Décontaminer tout le matériel avant de l’introduire sous le PSM II
Ne pas bloquer les grilles se trouvant à l’entrée de la hotte, ni boucher les grilles se
trouvant à l’arrière de manière à ne pas perturber le flux d’air.
Ne pas stocker de matériel inutile ou de déchet sous la hotte
Travailler au centre du plan de travail, en retrait de la veine de garde
Attention à la décontamination par UV ! Les lampes UV ont une durée de vie limitée
(~3000 heures) : elles ne génèrent plus qu’une lumière bleue et pas de rayonnement UV
Le PSM doit être nettoyer au moins une fois par mois, plus fréquemment en fonction du
nombre d’utilisateur et de l’activité du laboratoire Retirer les grils du plan de travail
Nettoyer la base du PSM
c.
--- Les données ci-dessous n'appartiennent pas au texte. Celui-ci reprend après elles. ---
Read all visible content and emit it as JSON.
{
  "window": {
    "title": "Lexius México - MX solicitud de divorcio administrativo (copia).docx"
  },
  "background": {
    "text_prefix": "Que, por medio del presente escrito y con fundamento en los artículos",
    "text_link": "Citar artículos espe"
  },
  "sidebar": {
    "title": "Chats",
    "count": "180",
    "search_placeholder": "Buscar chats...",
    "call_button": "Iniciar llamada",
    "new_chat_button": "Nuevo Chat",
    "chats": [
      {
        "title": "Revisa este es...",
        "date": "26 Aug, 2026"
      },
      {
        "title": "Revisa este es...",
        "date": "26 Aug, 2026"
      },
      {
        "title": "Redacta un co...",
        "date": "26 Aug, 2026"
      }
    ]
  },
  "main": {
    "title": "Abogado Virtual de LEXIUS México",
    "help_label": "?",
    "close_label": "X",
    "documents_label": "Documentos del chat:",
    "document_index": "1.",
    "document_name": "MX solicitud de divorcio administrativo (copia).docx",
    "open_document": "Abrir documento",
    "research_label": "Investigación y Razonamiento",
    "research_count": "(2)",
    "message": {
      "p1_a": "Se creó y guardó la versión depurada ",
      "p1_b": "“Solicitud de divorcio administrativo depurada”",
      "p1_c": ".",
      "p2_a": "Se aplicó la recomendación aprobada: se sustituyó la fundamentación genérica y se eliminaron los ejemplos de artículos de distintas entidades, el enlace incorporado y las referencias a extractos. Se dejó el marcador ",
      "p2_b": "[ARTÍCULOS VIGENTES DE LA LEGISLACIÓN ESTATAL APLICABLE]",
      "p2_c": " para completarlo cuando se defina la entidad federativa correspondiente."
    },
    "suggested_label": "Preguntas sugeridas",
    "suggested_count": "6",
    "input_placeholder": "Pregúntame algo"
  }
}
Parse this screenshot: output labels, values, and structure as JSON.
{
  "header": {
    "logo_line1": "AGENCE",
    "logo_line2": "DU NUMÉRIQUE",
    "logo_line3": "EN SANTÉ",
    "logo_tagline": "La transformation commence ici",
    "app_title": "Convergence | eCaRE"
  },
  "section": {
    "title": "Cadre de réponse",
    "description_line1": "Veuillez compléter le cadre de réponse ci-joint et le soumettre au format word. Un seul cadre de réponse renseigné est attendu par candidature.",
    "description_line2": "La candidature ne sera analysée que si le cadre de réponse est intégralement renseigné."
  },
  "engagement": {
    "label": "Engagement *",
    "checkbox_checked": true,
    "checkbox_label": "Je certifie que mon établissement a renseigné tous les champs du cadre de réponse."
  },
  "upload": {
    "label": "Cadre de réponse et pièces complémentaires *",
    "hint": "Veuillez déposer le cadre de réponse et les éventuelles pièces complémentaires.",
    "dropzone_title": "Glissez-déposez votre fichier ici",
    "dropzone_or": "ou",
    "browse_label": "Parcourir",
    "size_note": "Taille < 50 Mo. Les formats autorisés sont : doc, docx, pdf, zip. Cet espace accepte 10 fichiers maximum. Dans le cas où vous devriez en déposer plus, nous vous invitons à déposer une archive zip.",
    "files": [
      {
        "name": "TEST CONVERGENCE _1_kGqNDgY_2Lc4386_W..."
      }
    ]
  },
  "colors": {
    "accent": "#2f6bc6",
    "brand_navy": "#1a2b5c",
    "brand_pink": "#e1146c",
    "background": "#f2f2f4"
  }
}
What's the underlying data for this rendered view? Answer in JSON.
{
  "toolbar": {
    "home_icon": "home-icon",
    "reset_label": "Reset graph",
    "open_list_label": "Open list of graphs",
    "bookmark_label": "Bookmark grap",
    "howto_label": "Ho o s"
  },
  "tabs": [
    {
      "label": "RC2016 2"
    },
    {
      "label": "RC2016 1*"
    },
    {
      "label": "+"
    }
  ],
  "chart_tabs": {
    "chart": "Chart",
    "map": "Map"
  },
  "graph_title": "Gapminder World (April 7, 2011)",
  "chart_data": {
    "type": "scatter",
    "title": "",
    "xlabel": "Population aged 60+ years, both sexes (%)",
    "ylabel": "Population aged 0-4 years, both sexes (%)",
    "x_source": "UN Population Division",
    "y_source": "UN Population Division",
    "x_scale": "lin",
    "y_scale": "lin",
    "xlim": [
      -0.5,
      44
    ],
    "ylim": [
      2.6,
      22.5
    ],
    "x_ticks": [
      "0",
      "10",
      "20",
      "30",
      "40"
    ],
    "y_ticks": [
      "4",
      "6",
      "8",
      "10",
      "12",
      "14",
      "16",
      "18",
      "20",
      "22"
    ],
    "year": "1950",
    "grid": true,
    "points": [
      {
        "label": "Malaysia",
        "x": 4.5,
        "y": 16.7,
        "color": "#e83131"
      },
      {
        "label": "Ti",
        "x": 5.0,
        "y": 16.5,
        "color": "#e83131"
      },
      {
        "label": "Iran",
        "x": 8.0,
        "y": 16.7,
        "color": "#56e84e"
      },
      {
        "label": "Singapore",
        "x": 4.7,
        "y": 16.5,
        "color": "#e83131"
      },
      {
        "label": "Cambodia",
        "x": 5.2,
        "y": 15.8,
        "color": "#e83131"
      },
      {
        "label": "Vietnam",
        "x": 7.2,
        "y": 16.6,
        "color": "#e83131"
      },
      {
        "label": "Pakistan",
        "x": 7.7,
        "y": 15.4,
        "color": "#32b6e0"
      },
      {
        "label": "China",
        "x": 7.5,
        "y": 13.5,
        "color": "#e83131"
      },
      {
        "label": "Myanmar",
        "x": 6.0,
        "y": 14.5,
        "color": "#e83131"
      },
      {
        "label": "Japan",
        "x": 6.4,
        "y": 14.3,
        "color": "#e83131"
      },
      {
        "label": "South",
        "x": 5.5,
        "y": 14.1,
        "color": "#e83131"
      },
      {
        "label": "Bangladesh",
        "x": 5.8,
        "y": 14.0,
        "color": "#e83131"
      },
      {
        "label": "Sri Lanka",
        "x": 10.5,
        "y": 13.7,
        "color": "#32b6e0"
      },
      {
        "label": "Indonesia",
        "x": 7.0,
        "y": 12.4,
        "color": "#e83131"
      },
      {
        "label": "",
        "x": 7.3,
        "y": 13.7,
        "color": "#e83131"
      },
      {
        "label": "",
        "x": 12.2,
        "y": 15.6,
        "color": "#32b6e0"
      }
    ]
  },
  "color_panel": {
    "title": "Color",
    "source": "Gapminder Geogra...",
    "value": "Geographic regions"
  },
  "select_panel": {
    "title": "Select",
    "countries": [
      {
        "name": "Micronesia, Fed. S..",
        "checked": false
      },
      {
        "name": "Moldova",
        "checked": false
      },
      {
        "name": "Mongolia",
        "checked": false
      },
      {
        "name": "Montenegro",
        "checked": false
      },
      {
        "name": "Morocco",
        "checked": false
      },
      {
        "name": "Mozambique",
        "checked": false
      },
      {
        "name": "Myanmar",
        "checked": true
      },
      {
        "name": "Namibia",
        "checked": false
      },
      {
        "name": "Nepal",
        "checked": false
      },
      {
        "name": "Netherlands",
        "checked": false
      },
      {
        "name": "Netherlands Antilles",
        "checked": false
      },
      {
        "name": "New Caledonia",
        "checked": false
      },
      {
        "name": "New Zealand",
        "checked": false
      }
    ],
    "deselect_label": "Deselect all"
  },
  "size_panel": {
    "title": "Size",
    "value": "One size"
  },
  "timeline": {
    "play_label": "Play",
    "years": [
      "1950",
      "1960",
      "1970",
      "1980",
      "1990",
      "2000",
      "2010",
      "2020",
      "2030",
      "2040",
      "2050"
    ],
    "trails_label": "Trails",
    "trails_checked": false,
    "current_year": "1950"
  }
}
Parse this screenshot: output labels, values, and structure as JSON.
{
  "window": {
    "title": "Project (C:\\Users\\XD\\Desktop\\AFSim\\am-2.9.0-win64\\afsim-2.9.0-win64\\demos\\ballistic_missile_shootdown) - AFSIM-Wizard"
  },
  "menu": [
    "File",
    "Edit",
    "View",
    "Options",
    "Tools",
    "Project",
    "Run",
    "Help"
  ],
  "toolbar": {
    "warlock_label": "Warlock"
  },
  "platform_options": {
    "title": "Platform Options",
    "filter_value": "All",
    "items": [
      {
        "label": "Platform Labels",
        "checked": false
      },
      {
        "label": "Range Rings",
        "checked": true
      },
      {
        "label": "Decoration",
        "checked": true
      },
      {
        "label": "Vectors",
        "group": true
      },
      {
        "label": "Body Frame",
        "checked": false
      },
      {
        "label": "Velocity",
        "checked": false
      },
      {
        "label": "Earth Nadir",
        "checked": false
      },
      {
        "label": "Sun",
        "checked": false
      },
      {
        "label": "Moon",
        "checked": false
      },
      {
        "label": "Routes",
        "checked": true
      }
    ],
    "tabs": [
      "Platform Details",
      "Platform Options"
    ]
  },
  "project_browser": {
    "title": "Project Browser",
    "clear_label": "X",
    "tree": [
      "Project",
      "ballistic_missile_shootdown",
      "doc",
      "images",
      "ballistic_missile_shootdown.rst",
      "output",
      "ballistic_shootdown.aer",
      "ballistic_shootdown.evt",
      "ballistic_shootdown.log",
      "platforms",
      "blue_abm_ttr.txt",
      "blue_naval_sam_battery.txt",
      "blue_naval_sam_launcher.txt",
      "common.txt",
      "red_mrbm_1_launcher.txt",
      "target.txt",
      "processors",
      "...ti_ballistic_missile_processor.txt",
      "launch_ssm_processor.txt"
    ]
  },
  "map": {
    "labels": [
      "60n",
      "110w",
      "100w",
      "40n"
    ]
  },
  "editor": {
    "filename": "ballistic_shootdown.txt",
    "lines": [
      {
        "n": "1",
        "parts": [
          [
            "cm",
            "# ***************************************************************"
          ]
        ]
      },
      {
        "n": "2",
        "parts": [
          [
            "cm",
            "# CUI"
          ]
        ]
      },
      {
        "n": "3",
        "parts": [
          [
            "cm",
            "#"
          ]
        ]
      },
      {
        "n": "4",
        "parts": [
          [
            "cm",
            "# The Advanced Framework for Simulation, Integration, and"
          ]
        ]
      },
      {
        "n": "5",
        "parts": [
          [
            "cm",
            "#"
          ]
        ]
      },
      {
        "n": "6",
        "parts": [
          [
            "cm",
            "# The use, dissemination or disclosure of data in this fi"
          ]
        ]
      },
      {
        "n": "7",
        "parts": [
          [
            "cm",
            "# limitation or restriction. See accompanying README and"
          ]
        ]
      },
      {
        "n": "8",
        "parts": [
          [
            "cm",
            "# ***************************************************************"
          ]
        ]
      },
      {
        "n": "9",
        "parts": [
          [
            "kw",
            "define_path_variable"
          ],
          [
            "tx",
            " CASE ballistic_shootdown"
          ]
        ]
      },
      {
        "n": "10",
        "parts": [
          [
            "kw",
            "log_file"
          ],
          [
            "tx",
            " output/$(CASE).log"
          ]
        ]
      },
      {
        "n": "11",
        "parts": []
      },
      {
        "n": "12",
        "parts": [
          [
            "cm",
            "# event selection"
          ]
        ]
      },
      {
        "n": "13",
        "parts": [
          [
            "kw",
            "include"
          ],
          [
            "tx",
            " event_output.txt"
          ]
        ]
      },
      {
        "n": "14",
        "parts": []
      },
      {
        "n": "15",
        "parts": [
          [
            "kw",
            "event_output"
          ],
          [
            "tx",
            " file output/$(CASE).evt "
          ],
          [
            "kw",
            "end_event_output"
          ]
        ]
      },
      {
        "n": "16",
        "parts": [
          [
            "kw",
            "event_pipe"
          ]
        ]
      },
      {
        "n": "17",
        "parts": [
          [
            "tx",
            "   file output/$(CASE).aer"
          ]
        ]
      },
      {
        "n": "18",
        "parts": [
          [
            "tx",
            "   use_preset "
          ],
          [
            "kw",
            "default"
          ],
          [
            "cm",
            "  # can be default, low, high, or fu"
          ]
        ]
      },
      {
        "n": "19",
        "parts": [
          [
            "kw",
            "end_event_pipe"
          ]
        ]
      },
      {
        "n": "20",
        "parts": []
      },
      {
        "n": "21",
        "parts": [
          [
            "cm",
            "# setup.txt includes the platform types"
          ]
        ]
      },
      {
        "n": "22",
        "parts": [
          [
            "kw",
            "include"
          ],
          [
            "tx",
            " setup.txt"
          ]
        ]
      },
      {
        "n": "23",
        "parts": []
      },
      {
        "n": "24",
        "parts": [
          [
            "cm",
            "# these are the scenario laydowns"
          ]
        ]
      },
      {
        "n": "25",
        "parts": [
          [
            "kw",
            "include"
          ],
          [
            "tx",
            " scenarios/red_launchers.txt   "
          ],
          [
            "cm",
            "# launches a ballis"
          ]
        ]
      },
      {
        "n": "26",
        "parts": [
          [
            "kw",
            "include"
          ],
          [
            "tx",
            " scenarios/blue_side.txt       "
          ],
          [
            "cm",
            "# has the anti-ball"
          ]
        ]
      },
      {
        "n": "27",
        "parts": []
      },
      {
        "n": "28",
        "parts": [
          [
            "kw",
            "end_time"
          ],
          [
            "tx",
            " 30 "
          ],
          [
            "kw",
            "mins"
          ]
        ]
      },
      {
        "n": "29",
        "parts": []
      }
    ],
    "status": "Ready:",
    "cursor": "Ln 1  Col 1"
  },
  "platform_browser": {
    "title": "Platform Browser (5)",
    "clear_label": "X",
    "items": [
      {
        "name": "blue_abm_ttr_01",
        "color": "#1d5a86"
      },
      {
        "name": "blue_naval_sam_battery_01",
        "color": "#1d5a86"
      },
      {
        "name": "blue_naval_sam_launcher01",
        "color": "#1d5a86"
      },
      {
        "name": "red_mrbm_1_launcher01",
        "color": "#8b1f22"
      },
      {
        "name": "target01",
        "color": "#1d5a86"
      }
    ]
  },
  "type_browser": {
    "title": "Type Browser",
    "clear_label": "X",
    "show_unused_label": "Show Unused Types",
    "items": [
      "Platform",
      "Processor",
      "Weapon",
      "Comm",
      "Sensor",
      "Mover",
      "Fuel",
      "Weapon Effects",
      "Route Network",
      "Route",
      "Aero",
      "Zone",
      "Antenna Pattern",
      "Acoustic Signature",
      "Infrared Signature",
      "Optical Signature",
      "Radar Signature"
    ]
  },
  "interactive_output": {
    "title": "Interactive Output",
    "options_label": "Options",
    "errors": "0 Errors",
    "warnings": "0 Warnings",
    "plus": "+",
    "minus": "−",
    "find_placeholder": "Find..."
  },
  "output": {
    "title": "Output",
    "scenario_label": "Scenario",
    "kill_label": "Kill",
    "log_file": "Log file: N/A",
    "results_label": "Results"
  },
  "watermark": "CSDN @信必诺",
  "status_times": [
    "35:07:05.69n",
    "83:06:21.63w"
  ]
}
Incubateur
La mise en culture des cellules se fait dans des incubateurs à jaquette d’eau (humidité relative
84%) qui fonctionnent à 37° C et à 5% de dioxyde de carbone pour maintenir le pH du milieu
à un pH correct. Ils ont tous des compteurs pour enregistrer la température et le niveau de
gaz.
Limiter la fréquence et la durée d’ouverture
Nettoyer et désinfecter régulièrement les incubateurs (retirer les étagères et les
nettoyer)
Nettoyer et désinfecter le bac d’eau, utiliser de l’eau stérile en ajoutant un fongicide ou
bactéricide
Désinfecter en cas de projection de liquide
d. Microscope
Un simple microscope inversé avec un grossissement x 100 est essentiel pour que les
cultures puissent être examinées dans les flacons et les plaques. Il est nécessaire pour faire
la numération cellulaire et pour pouvoir reconnaître les changements morphologiques dans
les cultures. (N’oublier pas de désinfecter la platine du microscope régulièrement)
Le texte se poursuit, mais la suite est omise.